Introduction
The UK Government’s 2025 Spending Review has struck another blow to global health research. Beyond the reduction of the Overseas Development Assistance (ODA) budget to 0.3% of Gross National Income, it has introduced a new prioritisation in what is funded: activities related to global health security and ODA contributions to multilateral institutions. This has meant some multi-million-pound projects, which had already been approved for funding, have received notice that they can no longer go ahead.

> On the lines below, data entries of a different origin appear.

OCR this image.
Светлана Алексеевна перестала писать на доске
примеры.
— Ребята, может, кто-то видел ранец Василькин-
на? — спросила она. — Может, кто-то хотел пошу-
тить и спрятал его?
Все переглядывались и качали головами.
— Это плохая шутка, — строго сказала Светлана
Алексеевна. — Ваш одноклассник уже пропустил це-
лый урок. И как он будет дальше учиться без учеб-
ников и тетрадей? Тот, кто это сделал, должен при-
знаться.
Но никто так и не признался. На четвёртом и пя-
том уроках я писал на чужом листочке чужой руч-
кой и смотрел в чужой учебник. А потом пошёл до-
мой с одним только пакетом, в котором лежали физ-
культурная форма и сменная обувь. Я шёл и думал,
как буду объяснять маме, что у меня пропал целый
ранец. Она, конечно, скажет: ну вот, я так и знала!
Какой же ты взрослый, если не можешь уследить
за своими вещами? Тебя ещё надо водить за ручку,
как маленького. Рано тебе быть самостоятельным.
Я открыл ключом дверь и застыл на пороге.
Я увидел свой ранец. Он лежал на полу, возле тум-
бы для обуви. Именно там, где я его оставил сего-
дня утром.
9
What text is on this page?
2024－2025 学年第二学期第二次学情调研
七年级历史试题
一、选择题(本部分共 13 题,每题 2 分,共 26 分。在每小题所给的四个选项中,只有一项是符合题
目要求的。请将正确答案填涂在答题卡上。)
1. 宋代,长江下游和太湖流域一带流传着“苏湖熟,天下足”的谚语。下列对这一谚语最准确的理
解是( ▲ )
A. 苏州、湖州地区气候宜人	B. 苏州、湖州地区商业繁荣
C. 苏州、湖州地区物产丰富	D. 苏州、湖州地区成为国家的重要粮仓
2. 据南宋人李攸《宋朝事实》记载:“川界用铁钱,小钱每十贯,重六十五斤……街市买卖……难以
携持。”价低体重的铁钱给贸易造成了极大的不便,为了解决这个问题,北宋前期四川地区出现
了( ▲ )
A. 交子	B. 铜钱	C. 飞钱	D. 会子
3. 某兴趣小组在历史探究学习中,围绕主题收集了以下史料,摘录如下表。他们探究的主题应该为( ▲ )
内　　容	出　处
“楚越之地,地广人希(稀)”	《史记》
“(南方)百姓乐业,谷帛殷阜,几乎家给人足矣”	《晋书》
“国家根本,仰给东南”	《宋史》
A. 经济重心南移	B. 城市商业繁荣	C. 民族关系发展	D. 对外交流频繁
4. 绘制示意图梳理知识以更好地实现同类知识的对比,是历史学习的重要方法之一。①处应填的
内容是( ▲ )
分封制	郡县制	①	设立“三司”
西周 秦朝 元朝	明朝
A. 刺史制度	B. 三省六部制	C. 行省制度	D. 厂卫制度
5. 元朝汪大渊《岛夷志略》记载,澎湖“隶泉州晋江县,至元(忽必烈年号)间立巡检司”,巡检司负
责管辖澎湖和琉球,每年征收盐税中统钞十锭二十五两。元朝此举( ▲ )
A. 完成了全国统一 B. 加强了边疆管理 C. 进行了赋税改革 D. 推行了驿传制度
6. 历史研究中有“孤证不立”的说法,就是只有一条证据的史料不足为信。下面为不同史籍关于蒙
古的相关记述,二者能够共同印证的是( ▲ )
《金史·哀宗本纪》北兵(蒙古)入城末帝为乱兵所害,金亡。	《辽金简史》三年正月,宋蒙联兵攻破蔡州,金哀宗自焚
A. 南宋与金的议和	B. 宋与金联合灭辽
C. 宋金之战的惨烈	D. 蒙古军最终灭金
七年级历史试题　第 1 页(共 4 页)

But should research in global health security be seen only as activities aimed at preventing, detecting, and responding to infectious disease outbreaks and other health threats that can spread across borders and endanger populations? For some populations, serious health threats are everyday matters, not major outbreaks. Working towards eliminating preventable causes of poor health, chronic suffering and early death that arise from lack of access to health services might also be seen as global health security. The trouble is some conditions, that are not obvious threats to life, will never be seen this way. Deafness is a case in point.
Deafness is not an infectious disease
Early deafness profoundly impacts a child’s linguistic, cognitive and social-emotional development prompting a range of interventions to ameliorate its effects. But let us be clear; deafness is not an illness. In fact, from the perspective of many Deaf signers and communities around the world it is a marker of cultural-linguistic identity — a source of pride and shared belonging. There are over 300 sign languages around the world used by an estimated 700 million people.
Deafness is one of the world’s most prevalent ‘disabling conditions’ affecting over 1.5 billion people worldwide, but it does not threaten borders, does not appear on pandemic dashboards, and most crucially, it rarely kills — at least not directly. When funders must choose between addressing conditions that cause immediate mortality and initiatives that improve lifelong health and equity, projects focused on deaf lives tend to fall through the cracks.
Therefore, it was with enormous pride and anticipation that we celebrated the news in late 2024 of a successful £2.1 million award from the NIHR Global Health Research Groups programme. The project — a collaboration between SORD, University of Manchester, Monash University Malaysia, and Deaf-led organisations across Malaysia — aimed to improve healthcare access and reduce preventable mortality among deaf Malaysians. The design was bold and unprecedented. Alongside fundamental research, it offered mentorship opportunities from leading post-doctoral Deaf academics in the UK (a rare group in themselves), first time scholarships for Deaf people to enter the academy in Malaysia, and the involvement of over 500 Deaf citizens across Malaysia in improving health access and health outcomes.
The UK Spending Review
Our ambitious 4-year study had been reviewed as reaching the highest levels of scientific quality and in December 2024 we received an ‘intent to fund’ letter and started the contracting arrangements. And then the UK Spending Review happened. We were aware of the cuts to ODA funding proposed and its likely impact on future research funding, but we had a letter of intent to fund. We thought the government would honour its commitment to projects it had already decided were of a quality to fund. Then in July we received a formal letter saying that we would not be funded. We did not fall within the new priorities.
We can do nothing to challenge this decision and on one level prioritising funds to reduce pandemic risks and boost countries’ resilience to disease outbreaks is logical given limited resources. However, being Deaf and living in a LMIC makes someone much more vulnerable to disease and death than the average citizen given the lack of health literacy, poor access to health care, and late diagnosis of serious illnesses all of which are created by lack of information and services in a signed language. Although our project was aiming to improve public health resilience for Deaf Malaysians, it was not recognised as contributing to global health security. Perhaps the link was not obvious enough or perhaps Deaf citizens were not considered important enough.
Conclusion: Global health security or global health equity?
So, yes — deafness is not an infectious disease. But global health security cannot be built solely on the containment of viruses. It must also be about access, dignity, and equity. Deaf people in LMICs experience higher risks of preventable harm precisely because of systemic neglect. Projects that aim to redress these inequities through culturally and linguistically accessible research must be recognised as essential, not just to public health, but also to global health security.
Authors Alys Young, University of Manchester (UoM) and Uma Devi Palanisamy Monash University Malaysia (MUM) were the co-PIs of the intended project who along with Katherine Rogers (UoM), Celia Hulme (UoM) and Vanlal Thanzami (MuM) led pre-project development work. Young, Rogers and Hulme (UoM) have extensive research backgrounds in health and social care issues affecting Deaf signers. Palanisamy and Thanzami (MUM) have lead research in health equity in Malaysia.